The first aspect is "the appeal of the neither-true-nor-false" or "ambiguity". Boorstin describes how Schlitz beer used ambiguity by advertising the fact that the bottles were "steam-sterilized", neglecting to mention the fact that all the other beer companies used the same process. However, the competition could not make the same assertion because it would appear that they were trying to copy Schlitz. The company thus enjoyed the distinction of being the "only" company to use steam. This strategy quickly caught on and began to be used across all industries.

The second aspect is "the appeal of the self-fulfilling prophecy". Boorstin suggests that this is a direct means for advertisers to create a sense of credibility that otherwise would not exist. He continues that "facts" are created that help to make an otherwise unlikely scenario seem possible or true. This is particularly true in the form of endorsements from people with celebrity status. However, the endorsements cannot stretch credibility too far and therefore much planning and deliberation is necessary to stage it correctly. Boorstin contends that because of the need for planning it becomes a pseudo-event.

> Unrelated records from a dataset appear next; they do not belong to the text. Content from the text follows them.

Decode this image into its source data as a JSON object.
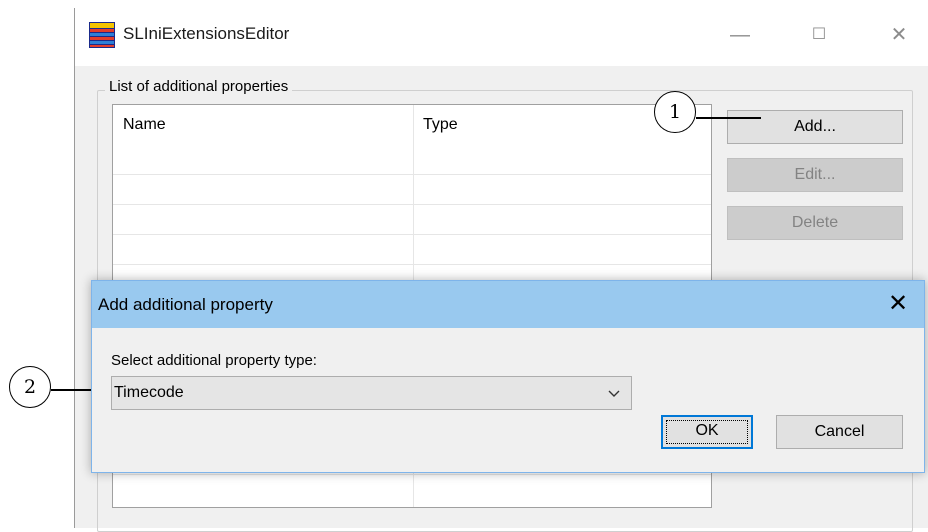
{
  "window": {
    "title": "SLIniExtensionsEditor",
    "icon": "app-icon",
    "controls": {
      "minimize": "—",
      "maximize": "☐",
      "close": "✕"
    }
  },
  "group": {
    "legend": "List of additional properties"
  },
  "list": {
    "columns": [
      "Name",
      "Type"
    ],
    "rows": []
  },
  "buttons": {
    "add": "Add...",
    "edit": "Edit...",
    "delete": "Delete"
  },
  "callouts": {
    "one": "1",
    "two": "2"
  },
  "dialog": {
    "title": "Add additional property",
    "close": "✕",
    "label": "Select additional property type:",
    "selected_type": "Timecode",
    "ok": "OK",
    "cancel": "Cancel"
  },
  "colors": {
    "dialog_titlebar": "#99c9ef",
    "dialog_border": "#7eb4ea",
    "default_button_border": "#0078d7",
    "disabled_button": "#cccccc"
  }
}
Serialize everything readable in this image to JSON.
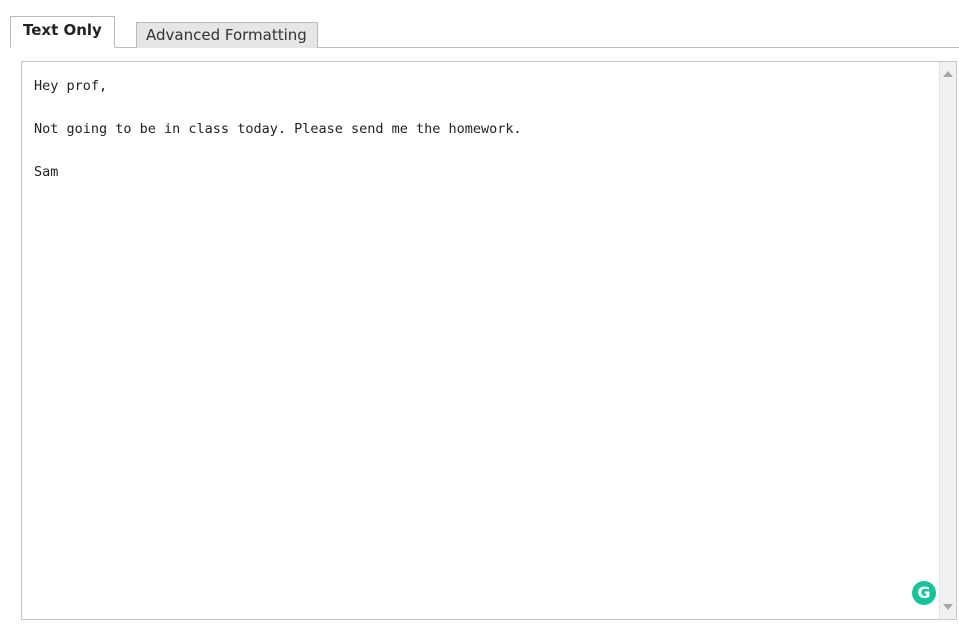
{
  "tabs": [
    {
      "label": "Text Only",
      "active": true
    },
    {
      "label": "Advanced Formatting",
      "active": false
    }
  ],
  "editor": {
    "lines": [
      "Hey prof,",
      "Not going to be in class today. Please send me the homework.",
      "Sam"
    ]
  },
  "badge": {
    "icon": "grammarly-icon",
    "glyph": "G",
    "color": "#15c39a"
  }
}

The third aspect is "the appeal of the half-intelligible". Boorstin states that consumers expect that they will not understand half of what is being said because it demonstrates a kind of "progress" and advancement. The technical "jargon" and large scientific words "prove" that the company really is working hard to make a better product and that the customer's experience is at the heart of their efforts. In addition, consumers gain a certain amount of prestige by being able to wield the jargon themselves.

The fourth aspect is "The appeal of the contrived". Boorstin suggests that consumers are delighted that the advertisers invest so much effort into creating a pseudo-event. Boorstin continues that advertising helps to make a shift from what is "true" to what is "believable". He contends that due to the Graphic Revolution, it is much easier to make things believable.

In section V, Boorstin discusses how reality has become blurry. He states that even the seasons have become blurred because of the relentless drive of business and consumerism. Many things have now lost their distinction and their edges.

In section VI, Boorstin continues his thesis by stating that our "intentions" and "desires" have become less focused. He discusses Walter Lippman's book "Public Opinion" and praises his distinction between and individual's public opinion, and a society's public opinion.